In telling a feature-film-length “Hannah Montana” story, the producers wanted to find a director who would knock down the confines of the sitcom walls and bring Miley/Hannah’s world to a big-screen reality. Producers Millar and Gough needed a performance-oriented director with the breadth of experience to take the film’s wide range of music, comedy and drama and craft a simple, genuine story of a teenage girl searching for her true self.

“If you look at Peter Chelsom’s films, all the ingredients for this movie are in those movies—comedy, family, melody and emotion. Peter covers the gamut in his films,” says Gough. “Peter always gets the performance, it always comes first, and we needed a director to take most of these kids through their first film, especially Miley. Peter was an actor for 10 years working with The Royal Shakespeare Company, The Royal National Theatre and in TV and film, so to have a director who can actually speak to the actors and bring a range of vision and an experienced hand is exactly what we wanted.”

In addition to his strengths as a visualist and performance-oriented director, Chelsom also brought a couple of other highly desirable attributes, including a complete lack of knowledge about the secret pop-star sensation.

“He had never heard of Hannah Montana, which made it even better because we wanted fresh eyes on the material,” says Millar. “We wanted the script to work without knowledge of the show or the characters, and it did. After Peter became involved, of course, he became completely engrossed in watching all the episodes and became a Hannah expert.”
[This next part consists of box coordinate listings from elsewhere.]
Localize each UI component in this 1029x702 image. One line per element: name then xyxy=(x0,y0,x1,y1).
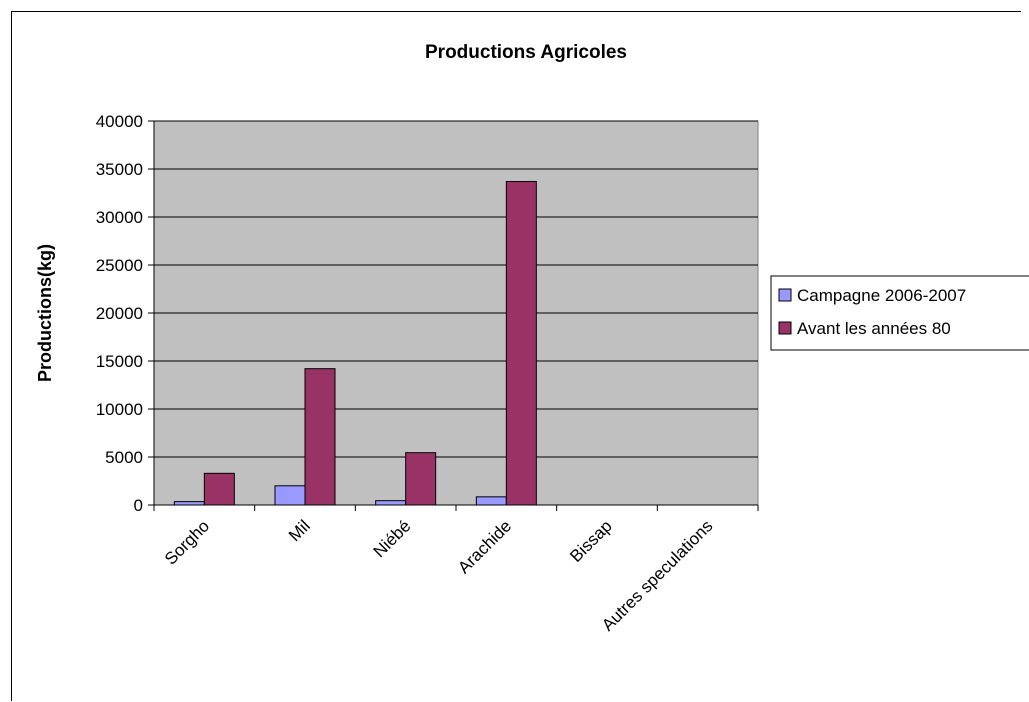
legend-swatch xyxy=(778,288,792,302)
y-tick-label: 0 xyxy=(134,496,143,515)
bar xyxy=(274,485,306,506)
legend: Campagne 2006-2007 Avant les années 80 xyxy=(770,275,1029,351)
bars xyxy=(173,180,537,506)
y-tick-label: 10000 xyxy=(96,400,143,419)
gridlines xyxy=(154,120,758,458)
chart-title: Productions Agricoles xyxy=(425,42,627,63)
x-tick-label: Niébé xyxy=(370,516,415,561)
x-tick-label: Autres speculations xyxy=(598,516,716,634)
y-tick-label: 35000 xyxy=(96,160,143,179)
axes xyxy=(148,120,759,511)
y-tick-label: 40000 xyxy=(96,112,143,131)
bar xyxy=(304,368,336,506)
bar xyxy=(173,501,205,506)
legend-items: Campagne 2006-2007 Avant les années 80 xyxy=(778,286,966,338)
bar xyxy=(375,500,407,506)
legend-swatch xyxy=(778,321,792,335)
bar xyxy=(475,496,507,506)
y-tick-label: 5000 xyxy=(105,448,143,467)
y-tick-label: 25000 xyxy=(96,256,143,275)
bar xyxy=(505,180,537,506)
bar xyxy=(405,452,437,506)
y-tick-label: 20000 xyxy=(96,304,143,323)
y-axis-label: Productions(kg) xyxy=(35,244,55,382)
y-tick-label: 15000 xyxy=(96,352,143,371)
legend-label: Campagne 2006-2007 xyxy=(797,286,966,305)
legend-box xyxy=(770,275,1029,351)
x-tick-label: Bissap xyxy=(566,516,616,566)
x-tick-label: Arachide xyxy=(454,516,515,577)
x-tick-label: Mil xyxy=(285,516,314,545)
legend-label: Avant les années 80 xyxy=(797,319,951,338)
y-tick-label: 30000 xyxy=(96,208,143,227)
x-tick-label: Sorgho xyxy=(161,516,213,568)
bar xyxy=(203,472,235,506)
chart-frame xyxy=(11,11,1021,701)
y-tick-labels: 0 5000 10000 15000 20000 25000 30000 35000 40000 xyxy=(96,112,143,515)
“This film reminded me of the Disney films of the ’60s that felt like real five-course meals the whole family could go and enjoy,” says Chelsom. “Disney let me make the film I wanted. Now a film about Hannah Montana is going to have certain elements—shopping, partying, music—but we really worked hard to incorporate a lot of substance in it, to make it genuinely a family movie with range, with a richness and beauty that reminds people of those classic Disney family films.”